Imagine a world where it has become completely normalized for merchants to accept bitcoin using BTCPay servers they control from customers using Samourai Wallet, BlueWallet, Muun Wallet or any other non-custodial solution on the market. The volume of transactions that will be facilitated that are completely untethered from the yoke of KYC/AML will at some point hit a critical tipping point, and the type of labeling that current payment processors attach to gun purchases will be impractical.
This is the future we should work towards. This is why it is extremely important to educate current and future bitcoin users on best practices when it comes to receiving and sending bitcoin as privately as possible. Although it is relatively easy to track certain transactions on chain today due to people linking their UTXOs to KYC services, I am sure that the spread and normalization of this type of bitcoin use will go a long way to fight diseases that KYC-linked use has caused to date.

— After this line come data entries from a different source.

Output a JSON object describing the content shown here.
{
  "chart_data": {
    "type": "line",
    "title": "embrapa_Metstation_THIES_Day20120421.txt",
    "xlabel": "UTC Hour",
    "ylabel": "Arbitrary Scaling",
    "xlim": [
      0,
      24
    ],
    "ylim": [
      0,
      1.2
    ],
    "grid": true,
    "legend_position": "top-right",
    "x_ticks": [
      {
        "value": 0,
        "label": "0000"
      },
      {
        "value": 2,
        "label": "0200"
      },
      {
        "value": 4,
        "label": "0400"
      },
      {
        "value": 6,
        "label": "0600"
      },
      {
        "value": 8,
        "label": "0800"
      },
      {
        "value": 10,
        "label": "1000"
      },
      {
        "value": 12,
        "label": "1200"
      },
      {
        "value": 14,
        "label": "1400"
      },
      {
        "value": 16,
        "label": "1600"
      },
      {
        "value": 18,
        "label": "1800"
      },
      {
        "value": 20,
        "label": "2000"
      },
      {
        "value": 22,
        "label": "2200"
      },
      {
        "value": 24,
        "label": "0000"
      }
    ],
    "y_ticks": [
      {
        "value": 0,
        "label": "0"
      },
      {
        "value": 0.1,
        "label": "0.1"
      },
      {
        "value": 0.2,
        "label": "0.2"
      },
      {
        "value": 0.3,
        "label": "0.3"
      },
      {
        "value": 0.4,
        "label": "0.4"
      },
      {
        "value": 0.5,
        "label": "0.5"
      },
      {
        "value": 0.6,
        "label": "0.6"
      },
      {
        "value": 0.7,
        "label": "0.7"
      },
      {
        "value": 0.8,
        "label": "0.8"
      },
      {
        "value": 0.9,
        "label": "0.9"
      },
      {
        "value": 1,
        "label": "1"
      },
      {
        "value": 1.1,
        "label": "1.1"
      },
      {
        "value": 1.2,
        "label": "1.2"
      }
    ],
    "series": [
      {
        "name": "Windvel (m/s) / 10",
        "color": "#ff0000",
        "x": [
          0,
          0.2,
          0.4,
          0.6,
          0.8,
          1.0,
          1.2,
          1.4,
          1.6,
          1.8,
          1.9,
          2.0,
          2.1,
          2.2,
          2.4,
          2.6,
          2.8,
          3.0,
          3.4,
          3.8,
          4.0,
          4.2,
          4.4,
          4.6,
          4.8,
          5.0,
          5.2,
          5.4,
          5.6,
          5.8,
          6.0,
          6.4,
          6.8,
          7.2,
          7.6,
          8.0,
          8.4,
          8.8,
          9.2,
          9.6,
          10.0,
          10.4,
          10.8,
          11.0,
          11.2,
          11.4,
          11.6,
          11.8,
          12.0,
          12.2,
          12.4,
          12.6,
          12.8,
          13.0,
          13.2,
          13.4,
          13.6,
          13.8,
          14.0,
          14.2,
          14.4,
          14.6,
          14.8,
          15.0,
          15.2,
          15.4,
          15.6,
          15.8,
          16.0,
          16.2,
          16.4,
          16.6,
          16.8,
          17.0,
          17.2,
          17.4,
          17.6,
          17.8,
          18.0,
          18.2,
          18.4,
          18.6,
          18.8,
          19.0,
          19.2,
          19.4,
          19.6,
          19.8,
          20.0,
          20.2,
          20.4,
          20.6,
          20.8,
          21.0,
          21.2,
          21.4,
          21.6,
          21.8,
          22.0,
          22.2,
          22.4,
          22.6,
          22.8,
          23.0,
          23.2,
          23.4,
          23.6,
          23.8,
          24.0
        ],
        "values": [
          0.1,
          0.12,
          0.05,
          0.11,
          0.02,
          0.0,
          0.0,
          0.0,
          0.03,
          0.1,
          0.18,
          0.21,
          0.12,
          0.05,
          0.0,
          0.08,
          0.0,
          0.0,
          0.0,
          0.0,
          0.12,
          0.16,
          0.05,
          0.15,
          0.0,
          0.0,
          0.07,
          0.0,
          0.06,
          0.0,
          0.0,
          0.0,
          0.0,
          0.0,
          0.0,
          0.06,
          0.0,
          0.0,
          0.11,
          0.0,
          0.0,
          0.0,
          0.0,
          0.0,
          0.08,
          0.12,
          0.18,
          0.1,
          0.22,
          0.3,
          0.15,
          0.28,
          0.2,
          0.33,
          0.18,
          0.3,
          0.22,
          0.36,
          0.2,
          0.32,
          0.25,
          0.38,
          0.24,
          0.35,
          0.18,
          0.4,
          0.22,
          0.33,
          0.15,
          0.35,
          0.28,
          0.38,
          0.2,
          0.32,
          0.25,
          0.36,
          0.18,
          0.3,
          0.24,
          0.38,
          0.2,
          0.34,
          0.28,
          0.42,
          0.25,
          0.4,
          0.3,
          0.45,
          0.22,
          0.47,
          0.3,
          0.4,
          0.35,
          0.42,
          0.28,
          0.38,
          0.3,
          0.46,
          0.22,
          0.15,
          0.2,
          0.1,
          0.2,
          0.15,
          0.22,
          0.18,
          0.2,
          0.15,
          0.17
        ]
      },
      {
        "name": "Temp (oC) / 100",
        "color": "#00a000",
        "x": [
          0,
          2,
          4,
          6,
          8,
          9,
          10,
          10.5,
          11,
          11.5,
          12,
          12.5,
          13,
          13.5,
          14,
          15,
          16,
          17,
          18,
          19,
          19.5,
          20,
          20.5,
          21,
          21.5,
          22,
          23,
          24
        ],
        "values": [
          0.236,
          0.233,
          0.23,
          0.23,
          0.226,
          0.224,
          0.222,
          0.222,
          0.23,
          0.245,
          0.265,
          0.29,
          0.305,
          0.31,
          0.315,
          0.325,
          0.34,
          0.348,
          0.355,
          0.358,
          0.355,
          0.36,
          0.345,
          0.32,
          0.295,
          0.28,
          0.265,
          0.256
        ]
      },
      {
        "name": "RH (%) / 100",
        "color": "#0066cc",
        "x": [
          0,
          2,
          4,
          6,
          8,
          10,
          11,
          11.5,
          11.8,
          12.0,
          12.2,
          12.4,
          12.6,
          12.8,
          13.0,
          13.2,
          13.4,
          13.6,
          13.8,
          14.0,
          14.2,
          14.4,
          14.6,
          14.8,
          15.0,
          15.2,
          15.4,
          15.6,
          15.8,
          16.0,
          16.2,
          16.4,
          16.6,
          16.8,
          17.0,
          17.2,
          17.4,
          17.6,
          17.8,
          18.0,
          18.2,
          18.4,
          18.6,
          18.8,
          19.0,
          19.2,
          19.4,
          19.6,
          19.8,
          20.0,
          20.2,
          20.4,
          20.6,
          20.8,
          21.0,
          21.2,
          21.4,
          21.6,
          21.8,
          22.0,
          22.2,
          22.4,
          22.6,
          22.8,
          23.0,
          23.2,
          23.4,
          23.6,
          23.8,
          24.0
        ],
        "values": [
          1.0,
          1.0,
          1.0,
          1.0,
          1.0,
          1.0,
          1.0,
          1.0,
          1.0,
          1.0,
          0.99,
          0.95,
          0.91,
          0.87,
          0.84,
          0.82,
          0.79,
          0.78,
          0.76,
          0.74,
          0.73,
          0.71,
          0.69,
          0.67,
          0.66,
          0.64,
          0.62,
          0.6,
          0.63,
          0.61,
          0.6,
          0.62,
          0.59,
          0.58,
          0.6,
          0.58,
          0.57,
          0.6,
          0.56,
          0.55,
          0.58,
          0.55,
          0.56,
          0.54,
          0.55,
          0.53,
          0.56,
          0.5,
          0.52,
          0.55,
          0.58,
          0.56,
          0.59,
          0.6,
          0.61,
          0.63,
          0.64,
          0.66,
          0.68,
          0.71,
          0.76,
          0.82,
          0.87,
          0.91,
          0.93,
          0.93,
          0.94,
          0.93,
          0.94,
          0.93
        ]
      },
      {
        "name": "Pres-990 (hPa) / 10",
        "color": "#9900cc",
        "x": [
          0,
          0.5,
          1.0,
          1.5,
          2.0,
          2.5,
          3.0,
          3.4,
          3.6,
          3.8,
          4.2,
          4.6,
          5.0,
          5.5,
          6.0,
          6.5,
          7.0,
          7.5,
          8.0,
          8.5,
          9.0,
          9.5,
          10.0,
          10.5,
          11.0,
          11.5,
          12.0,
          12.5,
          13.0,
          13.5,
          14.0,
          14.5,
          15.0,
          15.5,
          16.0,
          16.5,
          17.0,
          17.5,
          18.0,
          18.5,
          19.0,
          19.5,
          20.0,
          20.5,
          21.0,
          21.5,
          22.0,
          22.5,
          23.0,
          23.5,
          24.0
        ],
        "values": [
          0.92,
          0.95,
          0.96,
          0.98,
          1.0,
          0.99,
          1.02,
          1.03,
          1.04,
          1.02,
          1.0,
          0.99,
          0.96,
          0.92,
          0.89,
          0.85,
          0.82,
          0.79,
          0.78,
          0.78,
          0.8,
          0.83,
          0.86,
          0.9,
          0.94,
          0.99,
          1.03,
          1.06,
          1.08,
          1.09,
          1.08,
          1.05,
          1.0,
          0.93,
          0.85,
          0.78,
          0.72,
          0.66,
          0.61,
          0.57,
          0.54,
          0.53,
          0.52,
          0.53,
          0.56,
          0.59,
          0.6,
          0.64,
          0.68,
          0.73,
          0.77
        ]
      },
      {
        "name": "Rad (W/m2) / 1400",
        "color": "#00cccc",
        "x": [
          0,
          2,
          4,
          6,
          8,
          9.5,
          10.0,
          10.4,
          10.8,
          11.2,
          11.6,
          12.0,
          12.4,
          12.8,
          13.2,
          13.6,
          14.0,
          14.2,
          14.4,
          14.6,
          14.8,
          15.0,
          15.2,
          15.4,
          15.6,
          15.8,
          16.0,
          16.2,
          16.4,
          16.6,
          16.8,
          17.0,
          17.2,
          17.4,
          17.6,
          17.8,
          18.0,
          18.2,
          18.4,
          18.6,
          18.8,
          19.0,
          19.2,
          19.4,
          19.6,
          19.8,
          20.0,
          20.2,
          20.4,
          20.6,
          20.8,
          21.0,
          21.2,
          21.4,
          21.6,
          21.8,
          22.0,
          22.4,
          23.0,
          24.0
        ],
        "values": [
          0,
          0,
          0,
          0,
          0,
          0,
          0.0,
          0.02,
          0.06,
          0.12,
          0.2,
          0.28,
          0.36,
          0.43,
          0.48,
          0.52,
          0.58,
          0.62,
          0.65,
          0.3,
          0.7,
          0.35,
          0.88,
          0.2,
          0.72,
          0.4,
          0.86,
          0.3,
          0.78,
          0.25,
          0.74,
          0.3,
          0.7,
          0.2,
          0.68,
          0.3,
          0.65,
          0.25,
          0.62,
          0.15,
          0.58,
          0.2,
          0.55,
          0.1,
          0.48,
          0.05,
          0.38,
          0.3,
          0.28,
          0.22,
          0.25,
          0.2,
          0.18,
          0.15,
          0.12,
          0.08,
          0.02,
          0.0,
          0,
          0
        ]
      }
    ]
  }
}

Financial privacy is not a bad thing, no matter how hard the powers that be would have you believe otherwise. Fortunately, we have the opportunity to build a future where financial privacy is possible. The only thing standing between humanity and the future materialization is action. Go ahead and educate yourself, start accepting and sending bitcoin using the right tools and work to improve those tools so they are as easy as possible for others to use.